If you could give me some information about the differences between normal families and compact ones it'd be great.
 A: Let $U \subset \mathbb C$ be an open set and $(X, d)$ be a complete metric space, $C(U, X)$ be the vector space of all continuous functions
from $U$ into $X$.
$F \subset C(U,X)$ is relatively compact if and only if any sequence of functions $f_n \in F$ has a subsequence which converges uniformly on compact subsets to an element of $C(U, X)$. If $F$ is relatively compact, then the closure of $F$ in $C(U, X)$ is compact.
$F \subset C(U,X)$ is called normal if any sequence of functions $f_n\in F$ has a subsequence which converges uniformly on compact subsets to an element of $C(U, X)$ or, possibly, to a constant map from $U$ into $\partial X$.

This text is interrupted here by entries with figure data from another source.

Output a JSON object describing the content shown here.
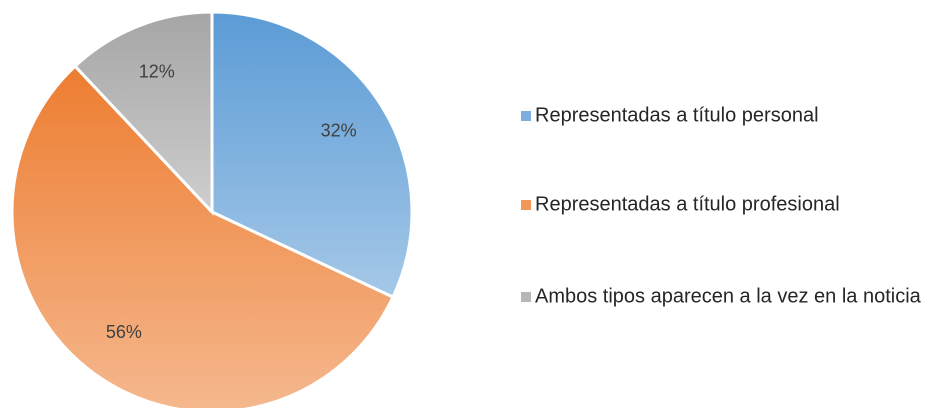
{
  "chart_data": {
    "type": "pie",
    "categories": [
      "Representadas a título personal",
      "Representadas a título profesional",
      "Ambos tipos aparecen a la vez en la noticia"
    ],
    "values": [
      32,
      56,
      12
    ],
    "value_labels": [
      "32%",
      "56%",
      "12%"
    ],
    "colors": [
      "#5b9bd5",
      "#ed7d31",
      "#a5a5a5"
    ],
    "legend": "right"
  }
}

For automorphisms, since it cannot be the constant map case, it's compact, but for general analytic functions on $\mathbb D$, it's not hard to construct a family which is not relatively compact, for example, let $F = \{f_n(z) = z + n\; \text{for}\; n \in N \;\text{and} \;z \in \mathbb D\}$. Then since the orbit of $0$ is unbounded in $\mathbb C$, $F$ is not relatively compact in $C(\mathbb D, \mathbb C)$ (Arzela-Ascoli).
A: What is relevant here is the following:
Claim: Let $f_n$ be a convergent sequence of automorphisms of the disc, then its limit must be an automorphism of the disc.
Proof:
Injectivity of $f:=\lim f_n$ follows from Hurwitz's theorem.

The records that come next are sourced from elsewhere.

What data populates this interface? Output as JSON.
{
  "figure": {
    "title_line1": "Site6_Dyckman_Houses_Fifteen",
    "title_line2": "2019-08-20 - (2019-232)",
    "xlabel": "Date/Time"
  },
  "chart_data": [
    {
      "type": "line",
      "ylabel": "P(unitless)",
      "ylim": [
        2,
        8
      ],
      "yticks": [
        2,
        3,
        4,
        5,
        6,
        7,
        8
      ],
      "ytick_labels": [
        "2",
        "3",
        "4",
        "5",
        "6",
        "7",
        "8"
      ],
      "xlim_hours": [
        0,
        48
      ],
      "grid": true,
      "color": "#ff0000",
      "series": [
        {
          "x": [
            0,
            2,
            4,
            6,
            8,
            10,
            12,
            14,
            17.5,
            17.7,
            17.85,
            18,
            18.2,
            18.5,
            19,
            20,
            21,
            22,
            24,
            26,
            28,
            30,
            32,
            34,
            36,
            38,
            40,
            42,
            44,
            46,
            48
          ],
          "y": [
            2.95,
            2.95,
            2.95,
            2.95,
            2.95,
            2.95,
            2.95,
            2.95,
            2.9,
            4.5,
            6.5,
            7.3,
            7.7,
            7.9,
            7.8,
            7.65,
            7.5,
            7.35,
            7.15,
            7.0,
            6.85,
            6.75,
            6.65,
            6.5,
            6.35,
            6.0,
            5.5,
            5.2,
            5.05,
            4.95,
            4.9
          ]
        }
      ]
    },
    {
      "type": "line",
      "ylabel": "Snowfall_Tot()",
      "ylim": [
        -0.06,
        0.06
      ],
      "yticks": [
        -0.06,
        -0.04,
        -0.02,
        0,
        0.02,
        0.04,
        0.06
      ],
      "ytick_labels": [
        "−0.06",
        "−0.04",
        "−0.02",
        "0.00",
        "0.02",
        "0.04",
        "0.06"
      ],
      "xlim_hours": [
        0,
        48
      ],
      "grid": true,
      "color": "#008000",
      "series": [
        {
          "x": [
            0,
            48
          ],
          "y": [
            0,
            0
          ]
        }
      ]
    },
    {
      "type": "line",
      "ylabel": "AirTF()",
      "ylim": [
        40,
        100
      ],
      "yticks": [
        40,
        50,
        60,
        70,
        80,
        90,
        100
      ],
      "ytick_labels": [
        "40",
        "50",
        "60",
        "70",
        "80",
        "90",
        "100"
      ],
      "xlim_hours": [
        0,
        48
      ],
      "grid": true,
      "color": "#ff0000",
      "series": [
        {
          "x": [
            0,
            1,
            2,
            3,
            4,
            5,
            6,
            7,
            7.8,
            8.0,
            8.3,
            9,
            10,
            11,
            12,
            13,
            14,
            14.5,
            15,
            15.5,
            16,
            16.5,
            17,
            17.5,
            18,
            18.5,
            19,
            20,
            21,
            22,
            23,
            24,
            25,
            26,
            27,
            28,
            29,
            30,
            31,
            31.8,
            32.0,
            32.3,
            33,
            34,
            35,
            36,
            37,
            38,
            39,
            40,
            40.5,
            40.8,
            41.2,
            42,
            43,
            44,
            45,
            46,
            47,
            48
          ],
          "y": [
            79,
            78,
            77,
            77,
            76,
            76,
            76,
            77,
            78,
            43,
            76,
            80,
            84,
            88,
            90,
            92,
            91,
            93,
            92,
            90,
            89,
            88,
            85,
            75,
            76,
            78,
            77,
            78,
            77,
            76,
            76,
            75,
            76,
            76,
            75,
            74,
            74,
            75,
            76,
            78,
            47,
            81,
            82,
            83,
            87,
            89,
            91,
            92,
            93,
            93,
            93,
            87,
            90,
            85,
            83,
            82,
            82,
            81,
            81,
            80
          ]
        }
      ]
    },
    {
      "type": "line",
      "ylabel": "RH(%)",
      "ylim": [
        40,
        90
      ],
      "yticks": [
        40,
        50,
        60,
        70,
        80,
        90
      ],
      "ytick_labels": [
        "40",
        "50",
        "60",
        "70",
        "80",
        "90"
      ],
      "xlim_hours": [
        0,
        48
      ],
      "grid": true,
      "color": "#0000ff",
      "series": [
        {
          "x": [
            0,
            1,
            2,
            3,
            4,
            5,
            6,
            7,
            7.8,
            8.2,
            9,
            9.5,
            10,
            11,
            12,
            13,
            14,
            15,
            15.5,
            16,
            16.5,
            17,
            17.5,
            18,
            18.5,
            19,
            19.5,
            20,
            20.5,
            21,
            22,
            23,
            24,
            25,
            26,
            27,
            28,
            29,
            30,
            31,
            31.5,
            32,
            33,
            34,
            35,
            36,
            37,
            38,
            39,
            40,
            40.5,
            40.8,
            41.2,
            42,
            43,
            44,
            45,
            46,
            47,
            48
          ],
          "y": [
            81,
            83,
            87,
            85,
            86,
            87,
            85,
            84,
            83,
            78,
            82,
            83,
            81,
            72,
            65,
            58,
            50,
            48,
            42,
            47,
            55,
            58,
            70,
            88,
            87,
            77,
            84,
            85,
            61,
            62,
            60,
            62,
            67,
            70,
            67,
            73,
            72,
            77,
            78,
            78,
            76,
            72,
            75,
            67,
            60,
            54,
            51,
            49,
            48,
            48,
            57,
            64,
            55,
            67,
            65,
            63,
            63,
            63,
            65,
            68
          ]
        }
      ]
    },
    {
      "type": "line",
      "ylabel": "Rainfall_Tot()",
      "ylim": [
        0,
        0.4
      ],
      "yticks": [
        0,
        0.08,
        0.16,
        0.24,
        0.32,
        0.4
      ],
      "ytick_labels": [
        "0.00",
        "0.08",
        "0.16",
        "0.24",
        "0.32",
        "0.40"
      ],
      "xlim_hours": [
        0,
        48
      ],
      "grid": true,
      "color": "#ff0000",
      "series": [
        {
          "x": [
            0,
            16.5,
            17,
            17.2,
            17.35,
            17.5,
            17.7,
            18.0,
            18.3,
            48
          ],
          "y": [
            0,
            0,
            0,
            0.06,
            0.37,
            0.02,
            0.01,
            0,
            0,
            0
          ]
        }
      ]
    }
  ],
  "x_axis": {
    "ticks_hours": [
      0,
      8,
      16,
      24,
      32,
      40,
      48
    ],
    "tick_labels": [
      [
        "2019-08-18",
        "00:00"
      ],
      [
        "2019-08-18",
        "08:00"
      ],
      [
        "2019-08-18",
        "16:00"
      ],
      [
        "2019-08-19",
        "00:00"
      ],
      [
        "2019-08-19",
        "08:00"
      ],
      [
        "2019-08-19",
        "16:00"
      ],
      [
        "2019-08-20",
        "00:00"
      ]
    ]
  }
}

Now let us consider $g_n:=f_n^{-1}$. Since they are still automorphisms of the unit disc, Montel's theorem implies that $g_n$ has a convergent subsequence $g_{n_k}\to g$. It is easy to see that $f\circ g=z$ and this implies that $f$ is surjective.
So the set of automorphisms is sequentially compact in $\mathcal{H}(D(0,1))$ equipped with the topology of the compact-open convergence. As this space is metrizable, the set of automorphisms is compact.